Anayasa Mahkemesi İHD ve TİHV’nın Milli Güvenlik Siyaset Belgesinin iptali için açtığı davanın Danıştay tarafından reddedilmesi üzerine bireysel başvuru yolu ile yaptığı başvuruda her iki insan hakları örgütünün dava açmada menfaati olmadığını belirtip adeta bizlerle dalga geçmiştir.

Anayasa Mahkemesi kararlarında tutarlılık sağlayamamış ve böylece kendisini tartışılır olmaktan çıkaramamıştır.

Anayasa Mahkemesinin böylesi kötü kararlar vermemesi bakımından çeşitli önerilerimiz bulunmaktadır.
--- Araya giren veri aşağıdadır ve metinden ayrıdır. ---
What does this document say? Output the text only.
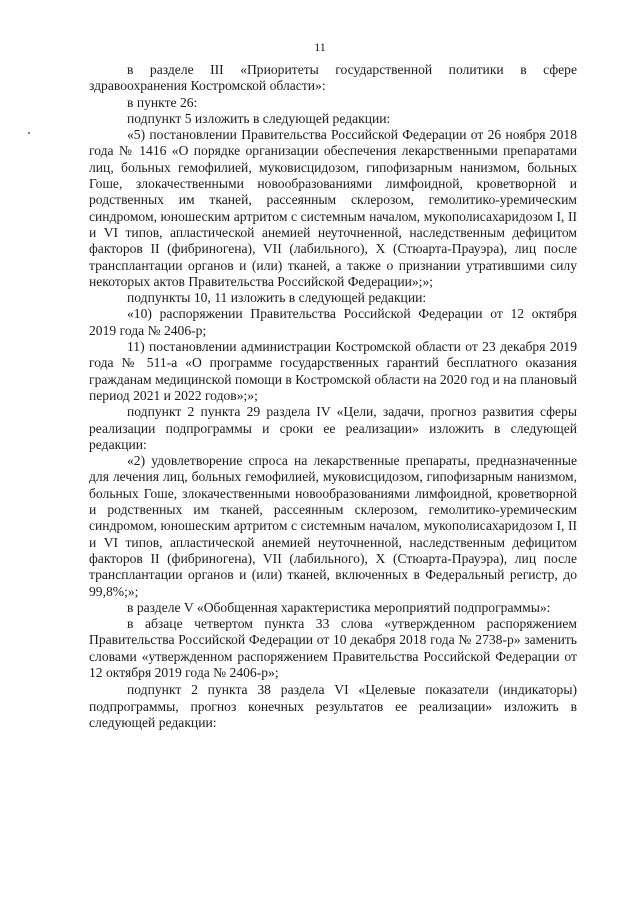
11

в разделе III «Приоритеты государственной политики в сфере здравоохранения Костромской области»:

в пункте 26:

подпункт 5 изложить в следующей редакции:

«5) постановлении Правительства Российской Федерации от 26 ноября 2018 года № 1416 «О порядке организации обеспечения лекарственными препаратами лиц, больных гемофилией, муковисцидозом, гипофизарным нанизмом, больных Гоше, злокачественными новообразованиями лимфоидной, кроветворной и родственных им тканей, рассеянным склерозом, гемолитико-уремическим синдромом, юношеским артритом с системным началом, мукополисахаридозом I, II и VI типов, апластической анемией неуточненной, наследственным дефицитом факторов II (фибриногена), VII (лабильного), X (Стюарта-Прауэра), лиц после трансплантации органов и (или) тканей, а также о признании утратившими силу некоторых актов Правительства Российской Федерации»;»;

подпункты 10, 11 изложить в следующей редакции:

«10) распоряжении Правительства Российской Федерации от 12 октября 2019 года № 2406-р;

11) постановлении администрации Костромской области от 23 декабря 2019 года № 511-а «О программе государственных гарантий бесплатного оказания гражданам медицинской помощи в Костромской области на 2020 год и на плановый период 2021 и 2022 годов»;»;

подпункт 2 пункта 29 раздела IV «Цели, задачи, прогноз развития сферы реализации подпрограммы и сроки ее реализации» изложить в следующей редакции:

«2) удовлетворение спроса на лекарственные препараты, предназначенные для лечения лиц, больных гемофилией, муковисцидозом, гипофизарным нанизмом, больных Гоше, злокачественными новообразованиями лимфоидной, кроветворной и родственных им тканей, рассеянным склерозом, гемолитико-уремическим синдромом, юношеским артритом с системным началом, мукополисахаридозом I, II и VI типов, апластической анемией неуточненной, наследственным дефицитом факторов II (фибриногена), VII (лабильного), X (Стюарта-Прауэра), лиц после трансплантации органов и (или) тканей, включенных в Федеральный регистр, до 99,8%;»;

в разделе V «Обобщенная характеристика мероприятий подпрограммы»:

в абзаце четвертом пункта 33 слова «утвержденном распоряжением Правительства Российской Федерации от 10 декабря 2018 года № 2738-р» заменить словами «утвержденном распоряжением Правительства Российской Федерации от 12 октября 2019 года № 2406-р»;

подпункт 2 пункта 38 раздела VI «Целевые показатели (индикаторы) подпрограммы, прогноз конечных результатов ее реализации» изложить в следующей редакции:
Anayasa Mahkemesinin başta toplumsal cinsiyet özgürlüğü olmak üzere dinsel, kültürel ve toplumsal konularda karar vermeden önce sosyal tarafları mahkemeye davet edip adeta onların mahkeme dostu sıfatı ile dinlemesinin faydalı olduğunu ve bu metodu mutlaka uygulaması gerektiğini, Anayasa Mahkemesinin iptal ettiği TCK 230/5 ve 6.fıkraların yeniden yasalaşmasının sağlanması için TBMM’nin kanun çıkarması gerektiğini ve TBMM’nin Anayasa değişikliği gerçekleştirerek başta Anayasa Mahkemesi olmak üzere yüksek yargıda görev yapacak yargıçlarda kadın erkek eşitliğini sağlaması gerektiğini özellikle belirtmek istiyoruz.